The work is informed by Chicana feminist epistemology (Delgado Bernal et al., 2006; Anzaldúa, 2007), digital justice frameworks (Costanza-Chock, 2020), and critical media studies that interrogate power, representation, and access in emerging technologies. It also engages with theories of empathetic witnessing and anti-spectacle approaches to storytelling within marginalized communities.
The team employed a design justice approach in the development of the VR testimonios, centering participant voices throughout the production process. This included collaborative scripting, spatial design informed by cultural and emotional context, and iterative feedback loops with community partners. The presentation draws from design ethnography, narrative analysis, and user experience methodologies.
Data Sources, Evidence, Objects, or Materials
Primary materials include the testimonios themselves, 3D models, spatial audio, interactive design mockups, and community feedback gathered during beta testing and exhibition events. Visual excerpts from the VR environment will illustrate key design decisions and their impact on emotional resonance and viewer interpretation.

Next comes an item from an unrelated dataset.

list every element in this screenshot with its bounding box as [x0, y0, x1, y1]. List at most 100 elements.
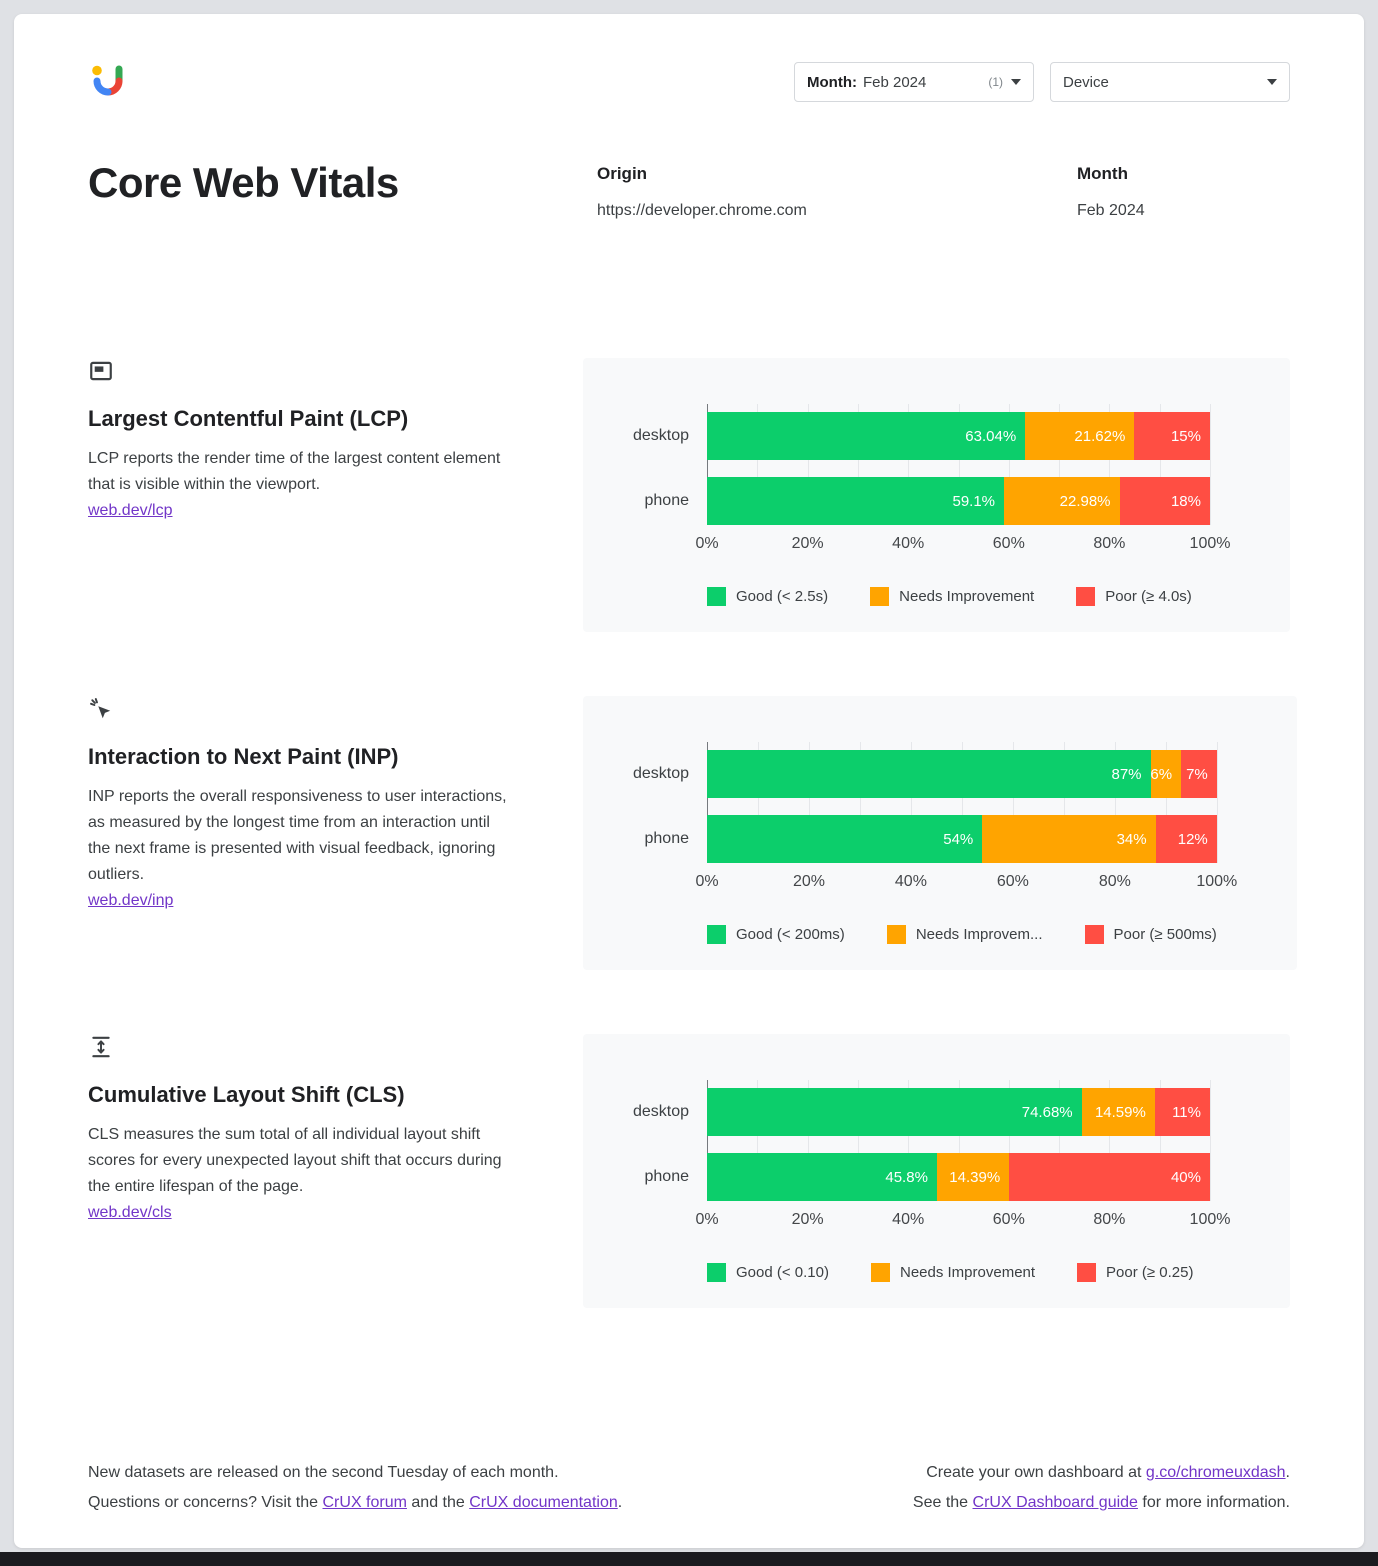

The presentation demonstrates how intentional design choices—such as setting, voice modulation, lighting, and pacing—can foster meaningful viewer engagement without exploiting trauma. The findings emphasize that ethical storytelling in VR requires constant negotiation between immersion and respect, especially when rendering real-life narratives of struggle and resistance. Feedback from community partners affirmed that the VR experiences preserved authenticity and cultivated emotional connection without spectacle.
This work contributes to interdisciplinary conversations on digital justice, anticolonial storytelling, and immersive education. It offers a framework for ethically engaging marginalized histories in public-facing digital formats and challenges extractive or voyeuristic approaches in tech-driven storytelling. The presentation ultimately proposes that VR, when rooted in feminist and community-centered values, can serve as a tool for empathy, historical reckoning, and social change.